The death toll for U.S. service members in Iraq has surpassed the casualties from the World Trade Center. If you're reading this blog, you probably don't need the dose of visceral sadness and outrage that Steve Young eloquently articulates:

"Before you can honestly understand war's demands, it is incumbent to empathize with those who have already lost, and you cannot empathize with those who have suffered by reflecting on 2800 deaths. You empathize by contemplating a single death... 2800 times.

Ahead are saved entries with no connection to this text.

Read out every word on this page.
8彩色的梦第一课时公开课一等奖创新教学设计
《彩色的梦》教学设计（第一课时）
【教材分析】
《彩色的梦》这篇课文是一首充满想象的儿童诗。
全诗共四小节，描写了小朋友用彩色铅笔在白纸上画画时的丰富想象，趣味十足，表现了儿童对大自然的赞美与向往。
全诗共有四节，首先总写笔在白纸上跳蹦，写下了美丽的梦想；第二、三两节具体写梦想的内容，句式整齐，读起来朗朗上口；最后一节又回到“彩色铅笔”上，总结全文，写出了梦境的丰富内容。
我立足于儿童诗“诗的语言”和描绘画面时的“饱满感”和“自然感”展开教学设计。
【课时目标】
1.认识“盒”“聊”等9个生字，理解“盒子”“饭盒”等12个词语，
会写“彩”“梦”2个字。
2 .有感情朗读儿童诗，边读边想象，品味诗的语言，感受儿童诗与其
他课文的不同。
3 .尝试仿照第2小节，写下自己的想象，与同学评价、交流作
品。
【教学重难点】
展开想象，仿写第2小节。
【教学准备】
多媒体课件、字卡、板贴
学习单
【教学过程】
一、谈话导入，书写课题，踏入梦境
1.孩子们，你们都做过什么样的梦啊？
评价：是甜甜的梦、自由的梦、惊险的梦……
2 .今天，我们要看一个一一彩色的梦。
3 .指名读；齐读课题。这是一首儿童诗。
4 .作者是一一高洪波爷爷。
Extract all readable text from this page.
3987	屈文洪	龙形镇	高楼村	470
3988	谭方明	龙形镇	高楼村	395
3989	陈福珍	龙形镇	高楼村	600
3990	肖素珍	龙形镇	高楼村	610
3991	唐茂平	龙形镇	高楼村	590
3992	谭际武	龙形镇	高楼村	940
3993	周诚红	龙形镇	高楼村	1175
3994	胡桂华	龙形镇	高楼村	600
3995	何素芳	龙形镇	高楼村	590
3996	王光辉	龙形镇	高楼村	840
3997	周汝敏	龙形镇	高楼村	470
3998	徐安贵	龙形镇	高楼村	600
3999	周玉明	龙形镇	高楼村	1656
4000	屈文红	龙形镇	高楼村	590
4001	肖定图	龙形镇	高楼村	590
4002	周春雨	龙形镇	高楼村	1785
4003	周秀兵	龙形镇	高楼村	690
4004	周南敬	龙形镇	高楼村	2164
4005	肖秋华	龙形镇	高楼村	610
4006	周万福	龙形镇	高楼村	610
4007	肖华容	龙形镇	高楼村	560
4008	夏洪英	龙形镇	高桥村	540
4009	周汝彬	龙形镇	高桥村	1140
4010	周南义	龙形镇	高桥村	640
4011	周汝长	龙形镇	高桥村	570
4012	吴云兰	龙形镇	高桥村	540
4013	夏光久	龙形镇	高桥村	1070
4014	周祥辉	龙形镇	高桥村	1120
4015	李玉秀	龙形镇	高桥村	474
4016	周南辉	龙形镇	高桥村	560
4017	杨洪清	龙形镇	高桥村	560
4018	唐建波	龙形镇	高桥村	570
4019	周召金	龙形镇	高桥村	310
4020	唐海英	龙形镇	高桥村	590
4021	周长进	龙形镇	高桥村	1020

You have to see each of the 2800, not as a number but as a real person; someone who had a history, albeit a much too short one; someone who was once an infant in the arms of a mother or a father. A mother and a father once filled with joy... hope...dreams. You have to understand that the man or woman who died was once a child playing with friends, laughing, crying, absorbing an education...working on building tomorrows. You have to place yourself inside each one of those human numbers, entering a battlefield incredibly scared, breathing heavily, gulping fear, alive, but unaware that in moments you would die. "
--Via Huffington Post

With all the talk about Vietnam comparisons -- especially Tet -- one has to ask: Where are the people in the street? By this point in the war, there was mass protest. Four months before Tet was the march on the Pentagon. 2,800 dead kids; 300,000 dead Iraqis. Where's the OUTRAGE?